Helping all students achieve

When students complain that school is boring, Jennifer Brill understands. As a student, she used to feel the same way.
“I always did well in school, but I never liked it much,” Brill says. “I found it uninspiring and extremely constraining. I always hoped there was another way to learn for all kids and teachers.”
That understanding helped Brill, assistant professor in the College of Education’s educational technology program and technology-based teacher education program, earn the association for Educational Communications and Technology (AECT) Young Researcher Award, one of the nation’s top awards for young researchers.
As part of her original research, Brill explored dimensions that foster and sustain teachers as innovators and that make schools innovative places by researching an elementary school in Georgia pseudonymed “Brownlee.”
She conducted a 14-week ethnographic case study, immersing herself in the culture of the school.
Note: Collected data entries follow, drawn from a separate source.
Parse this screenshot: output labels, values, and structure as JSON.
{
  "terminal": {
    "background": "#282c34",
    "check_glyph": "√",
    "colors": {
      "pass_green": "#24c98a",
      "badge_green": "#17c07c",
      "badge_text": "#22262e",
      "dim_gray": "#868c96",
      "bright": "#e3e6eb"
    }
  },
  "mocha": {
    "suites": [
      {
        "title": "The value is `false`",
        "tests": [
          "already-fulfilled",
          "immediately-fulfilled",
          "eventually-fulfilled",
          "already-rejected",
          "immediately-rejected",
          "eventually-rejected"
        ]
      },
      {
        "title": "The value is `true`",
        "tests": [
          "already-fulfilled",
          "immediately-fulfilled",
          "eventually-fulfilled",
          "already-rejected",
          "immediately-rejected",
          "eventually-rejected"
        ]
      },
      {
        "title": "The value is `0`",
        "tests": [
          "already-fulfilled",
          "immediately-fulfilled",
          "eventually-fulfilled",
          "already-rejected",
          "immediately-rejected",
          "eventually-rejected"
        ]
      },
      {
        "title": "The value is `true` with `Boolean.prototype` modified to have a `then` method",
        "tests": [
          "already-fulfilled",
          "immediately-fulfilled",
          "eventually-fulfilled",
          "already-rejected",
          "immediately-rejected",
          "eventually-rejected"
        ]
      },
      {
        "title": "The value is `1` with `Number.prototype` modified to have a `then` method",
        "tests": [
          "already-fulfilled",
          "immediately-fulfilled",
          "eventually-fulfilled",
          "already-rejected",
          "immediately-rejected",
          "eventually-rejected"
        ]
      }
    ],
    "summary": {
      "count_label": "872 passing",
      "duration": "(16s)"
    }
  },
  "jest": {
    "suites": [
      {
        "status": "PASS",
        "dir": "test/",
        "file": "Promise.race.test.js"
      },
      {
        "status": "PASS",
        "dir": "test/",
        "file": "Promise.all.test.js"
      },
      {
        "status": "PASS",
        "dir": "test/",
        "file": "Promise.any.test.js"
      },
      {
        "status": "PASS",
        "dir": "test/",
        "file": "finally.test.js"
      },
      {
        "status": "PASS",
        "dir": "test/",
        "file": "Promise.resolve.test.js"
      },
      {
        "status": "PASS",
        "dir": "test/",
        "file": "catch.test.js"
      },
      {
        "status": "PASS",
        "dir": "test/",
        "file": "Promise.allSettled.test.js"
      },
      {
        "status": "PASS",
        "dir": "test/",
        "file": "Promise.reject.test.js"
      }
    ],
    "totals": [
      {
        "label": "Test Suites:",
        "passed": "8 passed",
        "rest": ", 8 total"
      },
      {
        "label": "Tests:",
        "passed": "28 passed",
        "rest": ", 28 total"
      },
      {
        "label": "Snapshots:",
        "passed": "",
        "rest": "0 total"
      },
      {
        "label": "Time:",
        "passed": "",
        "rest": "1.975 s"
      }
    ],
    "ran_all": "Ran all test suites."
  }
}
By engaging with staff and students for an extended period of time, she got a chance to experience who they were and what they were about.
“This is not something you can get from reading a book,” she says.
A contract for success
Brownlee for Brill was an example of a school with an exemplary teaching process that was highly successful helping all students succeed. The school is particularly successful in helping underachieving students, who performed consistently below grade level at their previous schools, advance to on- or above-grade level performance.
“It amazed me, the success this school was demonstrating with kids,” she says.
She describes “Brownlee” as a professional development school with a learner-centered approach to teaching. One of the defining factors of this approach is a contract between all teachers, staff, and administrators stating their goals for teaching and learning.
The contract is constantly changing to accommodate new ideas about teaching. Students as young as the first grade draft their own contracts, explaining their definition of teaching and learning.
This model of learning is based on teachers relating to one another as colleagues, not in a hierarchical pattern. Among the teachers, there is an understanding that no one person holds all the answers.
“They looked to each other to understand,” Brill says.
She hopes her research provides insight that will enable other schools to consider approaching teaching and learning in alternative ways.
“We always hear about what schools are doing wrong,” she says. “‘Brownlee provides an example of a school ‘doing it right.’ We can learn from them.”
The AECT award recognizes a scholar for “the best paper reporting on a quantitative or qualitative study addressing a question related to educational technology.” Brill’s paper will receive special consideration for publication in Educational Technology Research and Development (ETR&D), the refereed scholarly research journal published by AECT.